Pubblicato il 13/11/2017

N. 01315/2017 REG.PROV.COLL.

N. 00595/2017 REG.RIC.

REPUBBLICA ITALIANA

IN NOME DEL POPOLO ITALIANO

Il Tribunale Amministrativo Regionale per la Lombardia

sezione staccata di Brescia (Sezione Prima)

ha pronunciato la presente

SNTENZA

sul ricorso n. 595 del 2017, proposto da -O-, rappresentato e difeso dal’avv. M M e dall’avv. M A, per il presente giudizio domiciliato ex art. 25 c.p.a. presso la Segreteria di questo Tribunale, in Brescia, via Carlo Zima n. 3

contro

il Prefetto di Bergamo, rappresentato e difeso ex lege dall’Avvocatura Distrettuale dello Stato, presso la quale è domiciliato, in Brescia, alla via Santa Caterina n. 6

per l'annullamento

del provvedimento reso dal Prefetto della Provincia di Bergamo in data 15 marzo 2017 recante il diniego di rinnovo della licenza del porto di pistola ad uso personale, notificato al ricorrente in data 22 marzo 2017


Visti il ricorso e i relativi allegati;

Visto l'atto di costituzione in giudizio dell'Amministrazione intimata;

Viste le memorie difensive;

Visti tutti gli atti della causa;

Relatore nella camera di consiglio del giorno 8 novembre 2017 il dott. R P e uditi per le parti i difensori come specificato nel verbale;

Sentite le stesse parti ai sensi dell'art. 60 cod. proc. amm.;


Espone il ricorrente, operante da decenni nel settore imprenditoriale, di aver avvertito come esigenza intrinseca alla sua incolumità, gravemente compromessa dalla molteplicità ed entità dei rischi a cui si esponeva quotidianamente, la necessità di disporre di un’arma per difesa personale.

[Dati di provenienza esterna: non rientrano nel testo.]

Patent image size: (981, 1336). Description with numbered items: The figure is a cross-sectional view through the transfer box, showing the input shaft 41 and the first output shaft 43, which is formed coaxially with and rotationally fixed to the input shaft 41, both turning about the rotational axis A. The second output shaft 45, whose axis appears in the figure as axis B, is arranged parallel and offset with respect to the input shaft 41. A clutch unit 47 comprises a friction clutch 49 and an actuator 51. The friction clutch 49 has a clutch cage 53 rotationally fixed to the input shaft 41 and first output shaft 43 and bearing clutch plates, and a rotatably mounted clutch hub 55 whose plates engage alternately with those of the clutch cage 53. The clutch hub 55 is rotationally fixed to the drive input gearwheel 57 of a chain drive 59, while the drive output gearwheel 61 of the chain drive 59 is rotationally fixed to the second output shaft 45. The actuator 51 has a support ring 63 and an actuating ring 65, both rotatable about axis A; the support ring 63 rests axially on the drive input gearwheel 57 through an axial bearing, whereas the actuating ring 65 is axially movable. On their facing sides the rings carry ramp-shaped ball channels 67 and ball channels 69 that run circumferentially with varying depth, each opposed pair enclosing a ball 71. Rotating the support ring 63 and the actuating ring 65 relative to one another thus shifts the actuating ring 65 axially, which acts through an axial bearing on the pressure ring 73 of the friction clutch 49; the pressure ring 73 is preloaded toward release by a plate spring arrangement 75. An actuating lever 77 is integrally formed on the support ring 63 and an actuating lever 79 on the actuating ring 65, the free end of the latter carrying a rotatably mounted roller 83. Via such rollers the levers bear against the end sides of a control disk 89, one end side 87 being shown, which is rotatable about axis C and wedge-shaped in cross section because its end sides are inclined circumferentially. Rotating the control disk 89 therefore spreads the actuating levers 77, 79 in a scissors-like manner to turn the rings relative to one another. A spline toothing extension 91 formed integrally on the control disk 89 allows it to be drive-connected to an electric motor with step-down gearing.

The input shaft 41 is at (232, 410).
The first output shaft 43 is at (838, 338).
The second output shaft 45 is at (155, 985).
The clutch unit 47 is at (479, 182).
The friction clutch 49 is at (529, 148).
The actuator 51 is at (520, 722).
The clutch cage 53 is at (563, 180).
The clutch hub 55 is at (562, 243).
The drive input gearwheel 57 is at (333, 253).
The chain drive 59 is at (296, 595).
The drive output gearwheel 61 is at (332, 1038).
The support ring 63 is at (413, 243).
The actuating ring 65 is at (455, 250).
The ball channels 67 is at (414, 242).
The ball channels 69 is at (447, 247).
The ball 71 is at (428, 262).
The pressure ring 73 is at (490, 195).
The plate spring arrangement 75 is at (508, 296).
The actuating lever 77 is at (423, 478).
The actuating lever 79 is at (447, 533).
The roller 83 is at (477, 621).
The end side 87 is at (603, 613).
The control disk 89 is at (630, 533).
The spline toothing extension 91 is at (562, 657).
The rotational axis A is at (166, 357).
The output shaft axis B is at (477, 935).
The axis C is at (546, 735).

Per tali ragioni, il Sig. -O- presentava rituale richiesta di licenza di porto di pistola per difesa personale presso la Questura competente.

In data 26 luglio 2005, sulla base della comprovata sussistenza di una comprovata ed evidente situazione di rischio per l’incolumità del richiedente, e del conseguente bisogno di circolare armato, la Questura provvedeva a rilasciare al Sig. -O- la predetta licenza.

All’atto del rinnovo del titolo di polizia anzidetto, in data 16 gennaio 2017 l’interessato, a norma dell’articolo 10-bis della legge n. 241 del 1990, si vedeva notificare la comunicazione (doc. prot. n. 22223/2017) con la quale lo stesso veniva informato del mancato rinnovo in ragione dell’assenza di “ specifiche condizioni di esposizione al pericolo grave ed attuale per la vita e l’incolumità personale dell’istante ”.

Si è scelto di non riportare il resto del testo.